People cover parts of their identity to fit into the mainstream culture of an organization, Yoshino explained. He argued that covering creates a feeling of not being welcomed, which leads to decreased productivity and a loss of valuable talent. This is bad business despite efforts by organizations to diversify and become more inclusive.
"We will not have actually achieved the dimension of full equality in this country until we imagine our way into a community in which people are not only included, but included without the assumption of assimilation attached," said Yoshino, author of "Covering: The Hidden Assault on Our Civil Rights."
In this politically correct environment, people may not feel the need to completely conceal their identity, such as someone who hides their sexual orientation or their religion or changes their features with plastic surgery. But everyone covers some aspect of his or her identity, Yoshino said.
He shared his own experiences covering. As a gay man, early in his career he hid his interest in gay legal issues to appear more mainstream. Eventually he followed his passion, which put him on a path to success.
Expanding on the work he began in his book, Yoshino joined Deloitte to create a survey of 3,129 employees from a number of firms on the topic of covering. Of the respondents, 61 percent said they covered in some way.
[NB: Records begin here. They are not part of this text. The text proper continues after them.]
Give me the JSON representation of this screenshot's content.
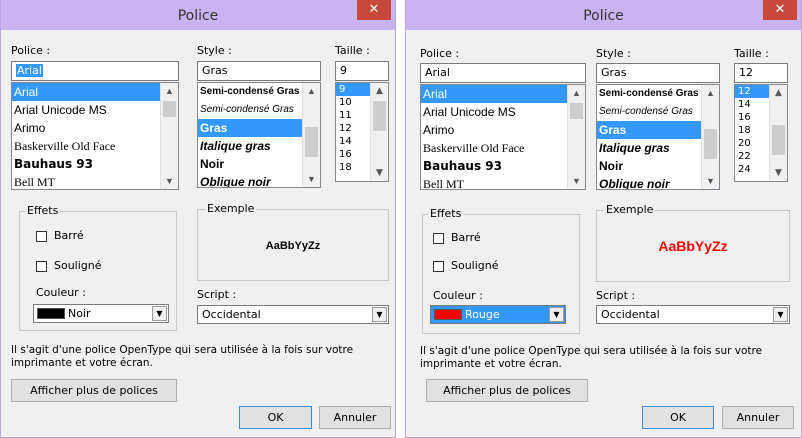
{
  "dialog_left": {
    "title": "Police",
    "close_glyph": "✕",
    "font_label": "Police :",
    "font_value": "Arial",
    "fonts": [
      "Arial",
      "Arial Unicode MS",
      "Arimo",
      "Baskerville Old Face",
      "Bauhaus 93",
      "Bell MT"
    ],
    "style_label": "Style :",
    "style_value": "Gras",
    "styles": [
      "Semi-condensé Gras",
      "Semi-condensé Gras",
      "Gras",
      "Italique gras",
      "Noir",
      "Oblique noir"
    ],
    "size_label": "Taille :",
    "size_value": "9",
    "sizes": [
      "9",
      "10",
      "11",
      "12",
      "14",
      "16",
      "18"
    ],
    "effects_label": "Effets",
    "strike_label": "Barré",
    "underline_label": "Souligné",
    "color_label": "Couleur :",
    "color_value": "Noir",
    "color_swatch": "#000000",
    "sample_label": "Exemple",
    "sample_text": "AaBbYyZz",
    "sample_color": "#000000",
    "script_label": "Script :",
    "script_value": "Occidental",
    "info_line1": "Il s'agit d'une police OpenType qui sera utilisée à la fois sur votre",
    "info_line2": "imprimante et votre écran.",
    "more_fonts_button": "Afficher plus de polices",
    "ok_button": "OK",
    "cancel_button": "Annuler"
  },
  "dialog_right": {
    "title": "Police",
    "close_glyph": "✕",
    "font_label": "Police :",
    "font_value": "Arial",
    "fonts": [
      "Arial",
      "Arial Unicode MS",
      "Arimo",
      "Baskerville Old Face",
      "Bauhaus 93",
      "Bell MT"
    ],
    "style_label": "Style :",
    "style_value": "Gras",
    "styles": [
      "Semi-condensé Gras",
      "Semi-condensé Gras",
      "Gras",
      "Italique gras",
      "Noir",
      "Oblique noir"
    ],
    "size_label": "Taille :",
    "size_value": "12",
    "sizes": [
      "12",
      "14",
      "16",
      "18",
      "20",
      "22",
      "24"
    ],
    "effects_label": "Effets",
    "strike_label": "Barré",
    "underline_label": "Souligné",
    "color_label": "Couleur :",
    "color_value": "Rouge",
    "color_swatch": "#ff0000",
    "sample_label": "Exemple",
    "sample_text": "AaBbYyZz",
    "sample_color": "#ff0000",
    "script_label": "Script :",
    "script_value": "Occidental",
    "info_line1": "Il s'agit d'une police OpenType qui sera utilisée à la fois sur votre",
    "info_line2": "imprimante et votre écran.",
    "more_fonts_button": "Afficher plus de polices",
    "ok_button": "OK",
    "cancel_button": "Annuler"
  }
}
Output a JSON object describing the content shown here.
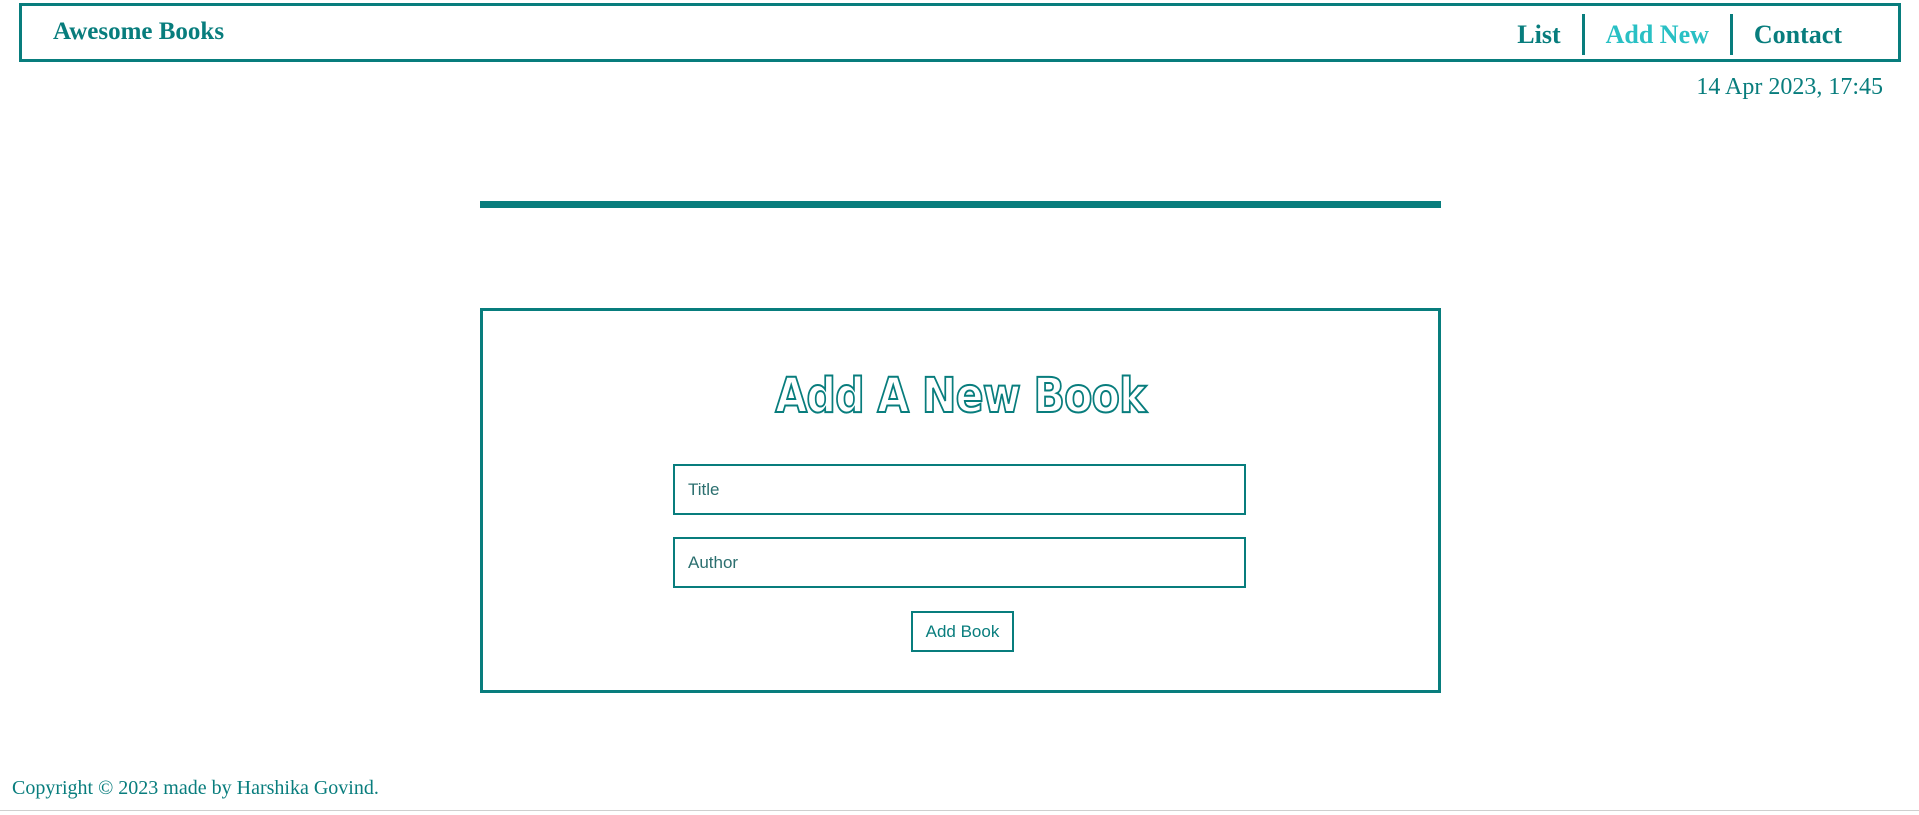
{
  "header": {
    "logo": "Awesome Books",
    "nav": [
      {
        "label": "List",
        "active": false
      },
      {
        "label": "Add New",
        "active": true
      },
      {
        "label": "Contact",
        "active": false
      }
    ]
  },
  "datetime": "14 Apr 2023, 17:45",
  "form": {
    "heading": "Add A New Book",
    "title_placeholder": "Title",
    "author_placeholder": "Author",
    "title_value": "",
    "author_value": "",
    "submit_label": "Add Book"
  },
  "footer": {
    "copyright": "Copyright © 2023 made by Harshika Govind."
  },
  "colors": {
    "primary": "#087d7d",
    "active_link": "#29c0c4",
    "background": "#ffffff"
  }
}
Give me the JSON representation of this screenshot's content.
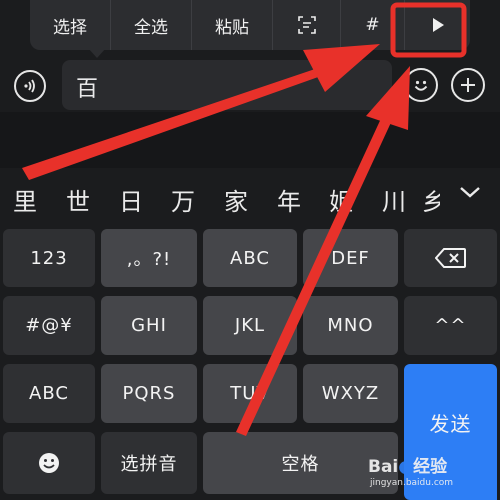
{
  "context_menu": {
    "items": [
      "选择",
      "全选",
      "粘贴",
      "scan-text-icon",
      "#",
      "play-icon"
    ]
  },
  "input": {
    "value": "百"
  },
  "candidates": [
    "里",
    "世",
    "日",
    "万",
    "家",
    "年",
    "姐",
    "川",
    "乡"
  ],
  "keyboard": {
    "row1": [
      "123",
      ",。?!",
      "ABC",
      "DEF",
      "backspace-icon"
    ],
    "row2": [
      "#@¥",
      "GHI",
      "JKL",
      "MNO",
      "^^"
    ],
    "row3": [
      "ABC",
      "PQRS",
      "TUV",
      "WXYZ"
    ],
    "row4": [
      "emoji-icon",
      "选拼音",
      "空格"
    ],
    "send": "发送"
  },
  "colors": {
    "send_key": "#2d7ef5",
    "annotation": "#e8312a",
    "keyboard_bg": "#1b1c1e",
    "key": "#45464a"
  },
  "watermark": {
    "logo_text_left": "Bai",
    "logo_text_right": "经验",
    "url": "jingyan.baidu.com"
  }
}
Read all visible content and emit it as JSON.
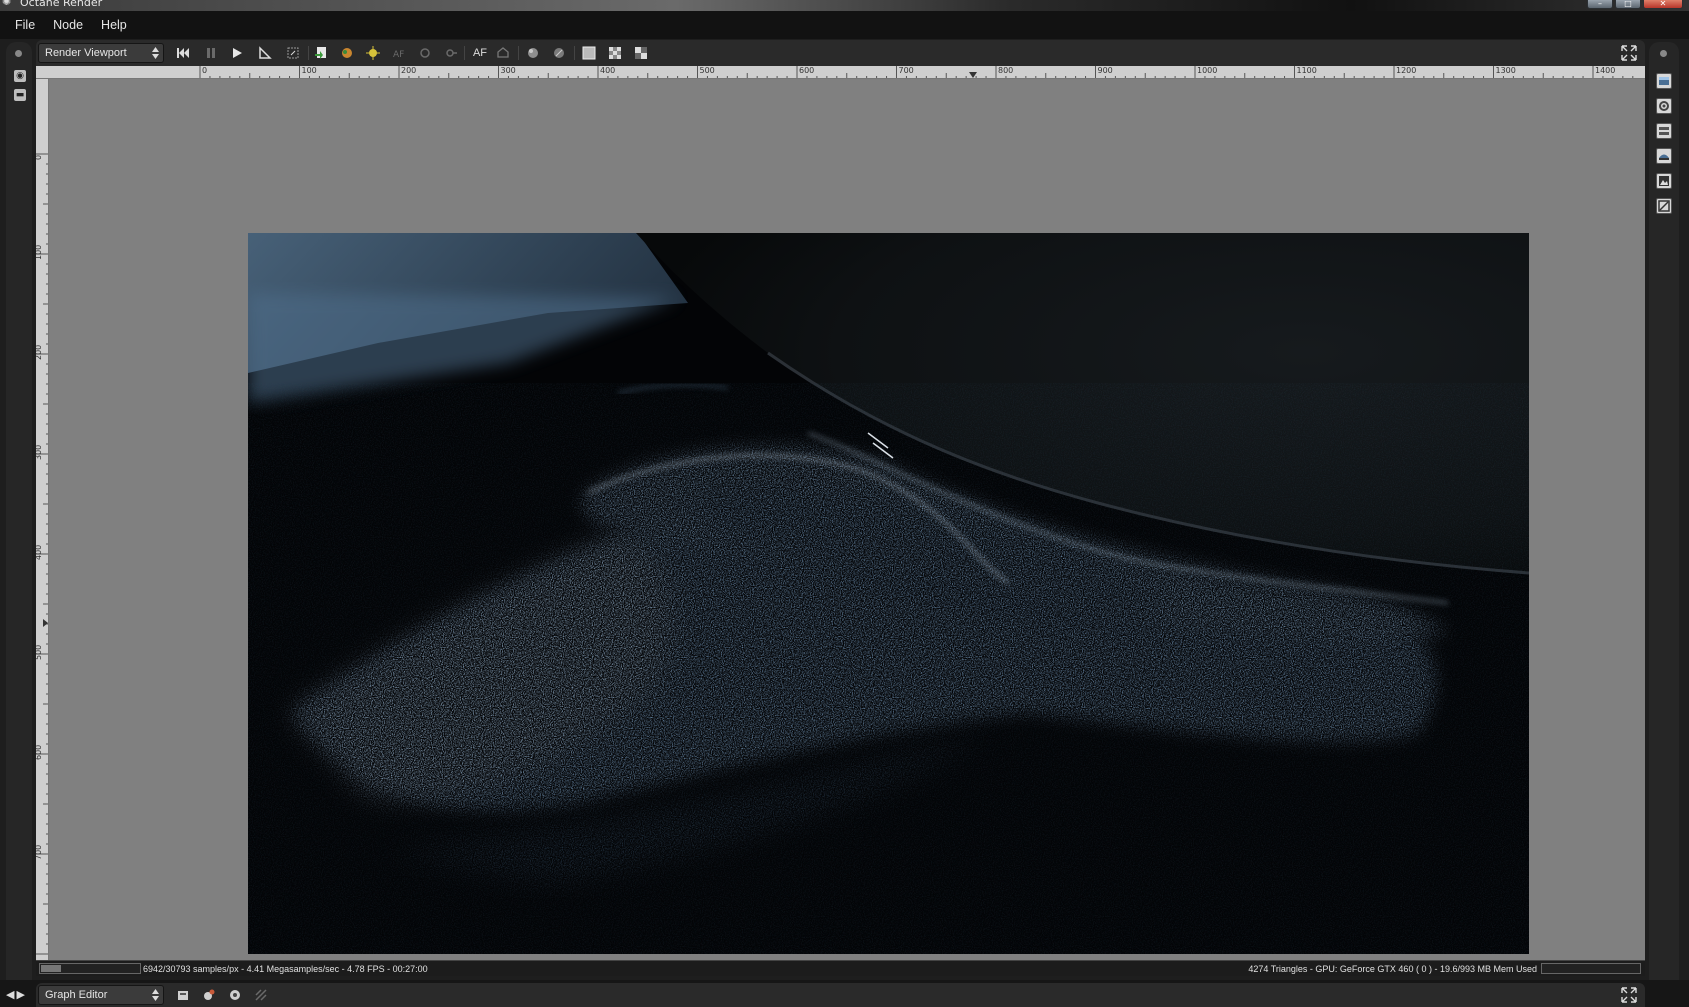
{
  "window": {
    "title": "Octane Render",
    "controls": [
      "minimize",
      "maximize",
      "close"
    ]
  },
  "menu": {
    "items": [
      "File",
      "Node",
      "Help"
    ]
  },
  "viewport_toolbar": {
    "selector_label": "Render Viewport",
    "af_label": "AF",
    "icons": [
      "skip-back-icon",
      "pause-icon",
      "play-icon",
      "region-icon",
      "zoom-region-icon",
      "save-render-icon",
      "color-picker-icon",
      "focus-picker-icon",
      "af-disabled-icon",
      "rotate-icon",
      "lock-icon",
      "af-icon",
      "camera-icon",
      "material-picker-icon",
      "object-picker-icon",
      "grid-icon",
      "checker-icon",
      "alpha-icon",
      "fullscreen-icon"
    ]
  },
  "ruler": {
    "top_labels": [
      "0",
      "100",
      "200",
      "300",
      "400",
      "500",
      "600",
      "700",
      "800",
      "900",
      "1000",
      "1100",
      "1200",
      "1300",
      "1400"
    ],
    "left_labels": [
      "0",
      "100",
      "200",
      "300",
      "400",
      "500",
      "600",
      "700"
    ]
  },
  "status": {
    "left": "6942/30793 samples/px - 4.41 Megasamples/sec - 4.78 FPS - 00:27:00",
    "right": "4274 Triangles - GPU: GeForce GTX 460 ( 0 ) - 19.6/993 MB Mem Used"
  },
  "graph_toolbar": {
    "selector_label": "Graph Editor",
    "icons": [
      "load-icon",
      "node-icon",
      "settings-icon",
      "disabled-tool-icon",
      "fullscreen-icon"
    ]
  },
  "right_panel": {
    "icons": [
      "render-icon",
      "camera-settings-icon",
      "layers-icon",
      "kernel-icon",
      "image-icon",
      "imager-icon"
    ]
  },
  "colors": {
    "accent_render": "#8fb4d8",
    "canvas_bg": "#808080"
  }
}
What he found heartbreaking was that between 60-73 percent said they felt having to cover was detrimental in some way. About 53 percent said the pressure to cover came from leadership, and of those, about half said it extremely diminished their opportunities in the organization and extremely diminished their commitment to the organization.
Yoshino said these findings emphasize the importance of creating an environment where people feel welcome to share all aspects of their identities. Some people questioned if people should uncover their true identities, since many people would fall on opposite sides of an issue and it could create conflict in the workplace.
"We say that you can and you must," Yoshino said. "We have to have human engagement with each other if we are ever going to reach genuine transformation."